In this appeal, the complainant, as a union, did not challenge the constitutionality of section 25 of the LRA, but argued that a correct interpretation of Section 21 (8C), which provides that the CCMA may grant registered unions certain rights that do not conform to the thresholds of representation set by a collective agreement, resulted in the agency agreement between the employers and the majority union being out of place. The international labour organization agreements do not address the legality of agency fee rules, leaving the issue to each nation.  The legal status of agency-boutique agreements varies considerably from country to country, from prohibitions of the agreement to a comprehensive settlement of the agreement to an unmentioned agreement. Therefore, because the source of agency fees and union fees are different, there is no double payment. An agency office is a form of union security agreement that allows the employer to hire trade unionists or non-union workers and where workers are not obliged to join the union to remain active.  However, the non-unionized worker must pay a fee to cover the costs of collective agreements.  The tax paid by non-union members in the agency shop is called “agency fees.”   In the recent case between the Municipal Trade Union and the allied SA/Central Karoo District Municipality – Others, the Labour Tribunal (LAC) was required to determine whether minority union workers were exempted from paying the Agency-Shop`s contractual costs, in accordance with Section 21 (8C) of Labour Relations Act 66 (LRA) of 1995, which resulted from an agency-boutique agreement between the employer and the majority union within the meaning of Section 25 of the A. The Company and the Agent want to enter into an agreement under which the agent will market and sell the product on the terms and conditions. In dismissing the appeal, the LAC found that the source of the agency fee requirement was different from that of members` dues.
The LAC estimates that agency fees are paid by the employer to the majority union activity in section 25 of the LRA agreement. That`s how the statue is needed. These fees are paid for work that is done to promote the interests of workers through collective bargaining, without forcing the parasites to join the majority union. On the contrary, union fees are payable within the meaning of an agreement between the union and its member.
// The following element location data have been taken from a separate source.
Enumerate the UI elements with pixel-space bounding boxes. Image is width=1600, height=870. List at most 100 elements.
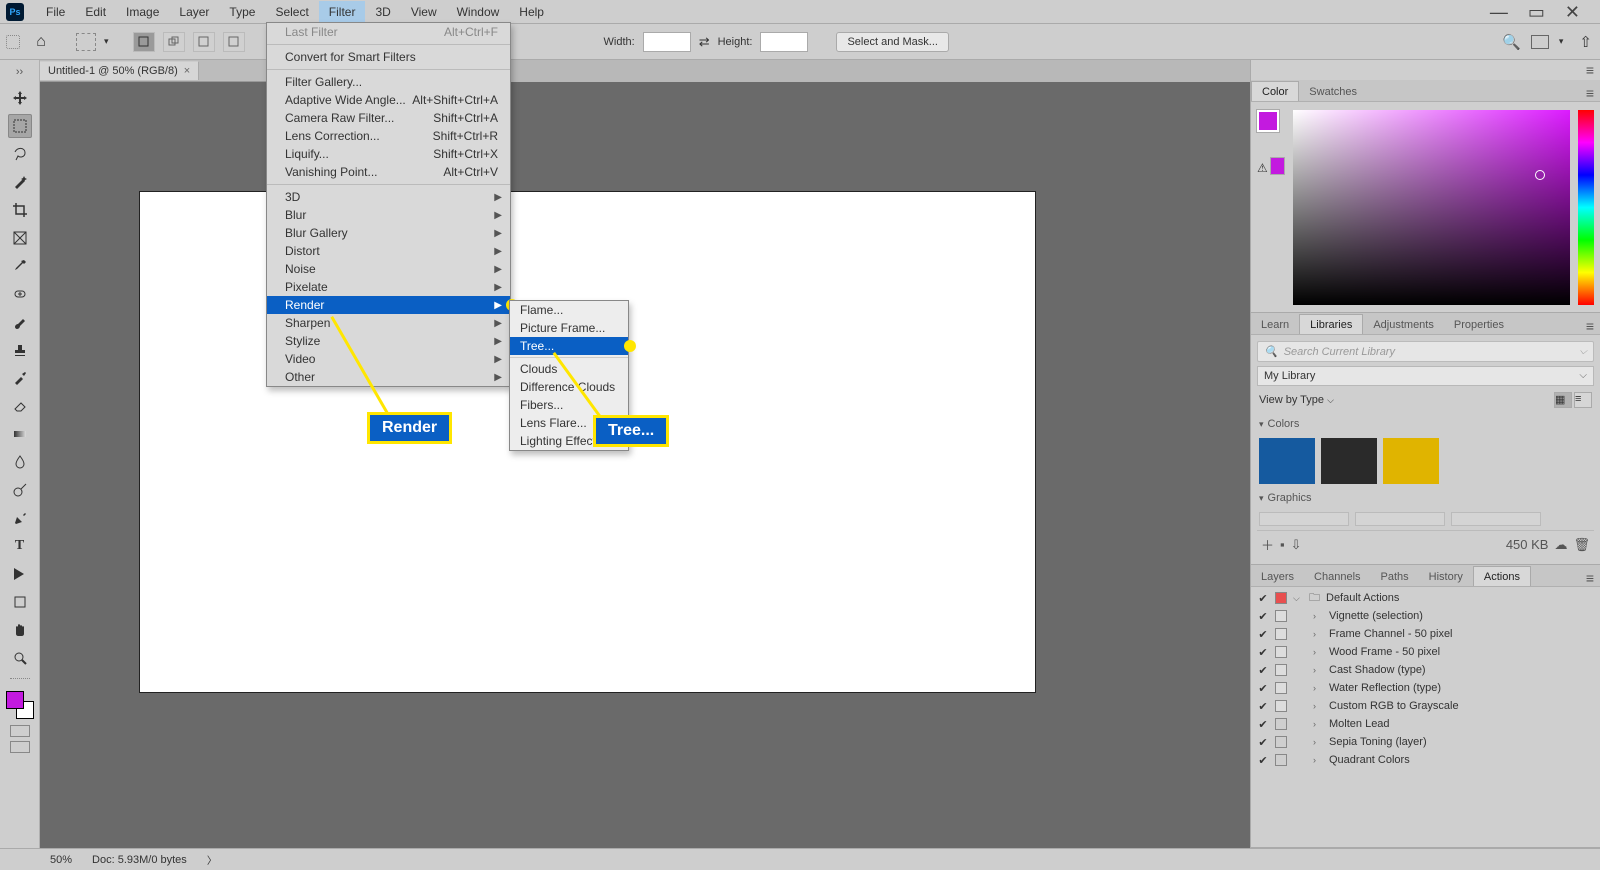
trash-icon[interactable]: 🗑: [1573, 537, 1590, 553]
brush-tool[interactable]: [8, 310, 32, 334]
menu-file[interactable]: File: [36, 1, 75, 23]
library-search[interactable]: 🔍 Search Current Library ⌵: [1257, 341, 1594, 362]
dodge-tool[interactable]: [8, 478, 32, 502]
panel-menu-icon[interactable]: ≡: [1580, 570, 1600, 586]
menu-window[interactable]: Window: [447, 1, 510, 23]
screenmode-icon[interactable]: [10, 741, 30, 753]
history-brush-tool[interactable]: [8, 366, 32, 390]
menu-image[interactable]: Image: [116, 1, 169, 23]
disclosure-icon[interactable]: ›: [1313, 737, 1323, 747]
tab-properties[interactable]: Properties: [1444, 315, 1514, 334]
dialog-toggle[interactable]: [1275, 646, 1287, 658]
selection-new-icon[interactable]: [133, 32, 155, 52]
hue-slider[interactable]: [1578, 110, 1594, 305]
filter-other[interactable]: Other▶: [267, 368, 510, 386]
pen-tool[interactable]: [8, 506, 32, 530]
chevron-icon[interactable]: 〉: [207, 852, 217, 867]
zoom-tool[interactable]: [8, 646, 32, 670]
graphic-thumb[interactable]: [1451, 512, 1541, 526]
selection-intersect-icon[interactable]: [223, 32, 245, 52]
library-selector[interactable]: My Library⌵: [1257, 366, 1594, 386]
filter-distort[interactable]: Distort▶: [267, 242, 510, 260]
window-maximize-icon[interactable]: ▭: [1528, 5, 1545, 19]
disclosure-icon[interactable]: ›: [1313, 683, 1323, 693]
filter-render[interactable]: Render▶: [267, 296, 510, 314]
menu-help[interactable]: Help: [509, 1, 554, 23]
filter-gallery[interactable]: Filter Gallery...: [267, 73, 510, 91]
foreground-color[interactable]: [1257, 110, 1279, 132]
filter-lens[interactable]: Lens Correction...Shift+Ctrl+R: [267, 127, 510, 145]
select-and-mask-button[interactable]: Select and Mask...: [836, 32, 949, 52]
filter-sharpen[interactable]: Sharpen▶: [267, 314, 510, 332]
disclosure-icon[interactable]: ›: [1313, 755, 1323, 765]
tab-libraries[interactable]: Libraries: [1299, 314, 1363, 334]
selection-add-icon[interactable]: [163, 32, 185, 52]
tab-history[interactable]: History: [1419, 567, 1473, 586]
doc-info[interactable]: Doc: 5.93M/0 bytes: [92, 854, 187, 866]
render-tree[interactable]: Tree...: [510, 337, 628, 355]
check-icon[interactable]: ✔: [1257, 646, 1269, 659]
menu-select[interactable]: Select: [265, 1, 318, 23]
search-icon[interactable]: 🔍: [1502, 33, 1521, 51]
color-swatches[interactable]: [6, 691, 34, 719]
window-close-icon[interactable]: ✕: [1565, 5, 1580, 19]
library-swatch-1[interactable]: [1259, 438, 1315, 484]
action-item[interactable]: ✔›Quadrant Colors: [1251, 751, 1600, 769]
foreground-color-swatch[interactable]: [6, 691, 24, 709]
tab-layers[interactable]: Layers: [1251, 567, 1304, 586]
panel-menu-icon[interactable]: ≡: [1580, 318, 1600, 334]
graphic-thumb[interactable]: [1355, 512, 1445, 526]
color-picker[interactable]: [1293, 110, 1570, 305]
cloud-icon[interactable]: ☁: [1554, 537, 1567, 553]
check-icon[interactable]: ✔: [1257, 592, 1269, 605]
graphics-section[interactable]: ▾Graphics: [1257, 488, 1594, 508]
action-item[interactable]: ✔›Custom RGB to Grayscale: [1251, 697, 1600, 715]
disclosure-icon[interactable]: ›: [1313, 719, 1323, 729]
check-icon[interactable]: ✔: [1257, 628, 1269, 641]
eraser-tool[interactable]: [8, 394, 32, 418]
action-item[interactable]: ✔›Frame Channel - 50 pixel: [1251, 625, 1600, 643]
add-content-icon[interactable]: ＋: [1261, 535, 1274, 554]
move-tool[interactable]: [8, 86, 32, 110]
frame-tool[interactable]: [8, 226, 32, 250]
dialog-toggle[interactable]: [1275, 736, 1287, 748]
action-item[interactable]: ✔›Molten Lead: [1251, 715, 1600, 733]
folder-icon[interactable]: ▪: [1280, 537, 1285, 552]
view-by-type-select[interactable]: View by Type ⌵: [1259, 394, 1334, 406]
graphic-thumb[interactable]: [1259, 512, 1349, 526]
disclosure-icon[interactable]: ›: [1313, 665, 1323, 675]
dialog-toggle[interactable]: [1275, 628, 1287, 640]
menu-view[interactable]: View: [401, 1, 447, 23]
check-icon[interactable]: ✔: [1257, 718, 1269, 731]
dialog-toggle[interactable]: [1275, 610, 1287, 622]
path-tool[interactable]: [8, 562, 32, 586]
check-icon[interactable]: ✔: [1257, 682, 1269, 695]
toolbar-menu-icon[interactable]: ››: [16, 66, 23, 78]
render-difference-clouds[interactable]: Difference Clouds: [510, 378, 628, 396]
check-icon[interactable]: ✔: [1257, 736, 1269, 749]
filter-convert-smart[interactable]: Convert for Smart Filters: [267, 48, 510, 66]
menu-layer[interactable]: Layer: [169, 1, 219, 23]
blur-tool[interactable]: [8, 450, 32, 474]
check-icon[interactable]: ✔: [1257, 610, 1269, 623]
swap-icon[interactable]: ⇄: [699, 34, 710, 50]
menu-3d[interactable]: 3D: [365, 1, 400, 23]
action-item[interactable]: ✔›Cast Shadow (type): [1251, 661, 1600, 679]
check-icon[interactable]: ✔: [1257, 754, 1269, 767]
filter-liquify[interactable]: Liquify...Shift+Ctrl+X: [267, 145, 510, 163]
disclosure-icon[interactable]: ›: [1313, 647, 1323, 657]
dialog-toggle[interactable]: [1275, 718, 1287, 730]
colors-section[interactable]: ▾Colors: [1257, 414, 1594, 434]
check-icon[interactable]: ✔: [1257, 700, 1269, 713]
menu-filter[interactable]: Filter: [319, 1, 366, 23]
filter-last[interactable]: Last FilterAlt+Ctrl+F: [267, 23, 510, 41]
filter-blur[interactable]: Blur▶: [267, 206, 510, 224]
libraries-sync-icon[interactable]: ⇩: [1291, 537, 1302, 553]
dialog-toggle[interactable]: [1275, 682, 1287, 694]
menu-edit[interactable]: Edit: [75, 1, 116, 23]
list-view-icon[interactable]: ≡: [1574, 392, 1592, 408]
share-icon[interactable]: ⇧: [1579, 33, 1592, 51]
dialog-toggle[interactable]: [1275, 700, 1287, 712]
eyedropper-tool[interactable]: [8, 254, 32, 278]
background-color[interactable]: [1270, 157, 1285, 175]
If, instead of an introductory agreement, you need an agreement creating an agent-in-principle relationship, you should use one of the agency agreements in the sub-file of agency, sales and franchise agreements instead of one of the agreements in this sub-file. If the agency`s shop is illegal, as is the case in the labour law of U.S. public sector unions, a “fair sharing commission” can be agreed by the union and the employer.   The provision requires non-union workers to pay a “fair proportional fee” to cover the costs of the union`s collective bargaining. The “fair share” is similar to the agency shop, but it is generally more restrictive, which can be charged to the non-member. [Clarification needed]   In Canada, agency fees are generally referred to as a marginal formula.  In the United States, in June 2018, Janus declared unconstitutional the mandatory payment of agency fees for non-unionized public sector employees to Janus against AFSCME. With this conclusion, the LAC upheld the earlier decision of the labour tribunal, which decided that the arrangement agreements involved members of minority unions, even if it meant that they had to pay both their own union fees and agency fees.
The union argues that because of the extension of the LRA`s Section 21 (8C) detention rights, its members should have been excluded from paying agency contract fees (agency fees) because they could not afford to pay both taxes.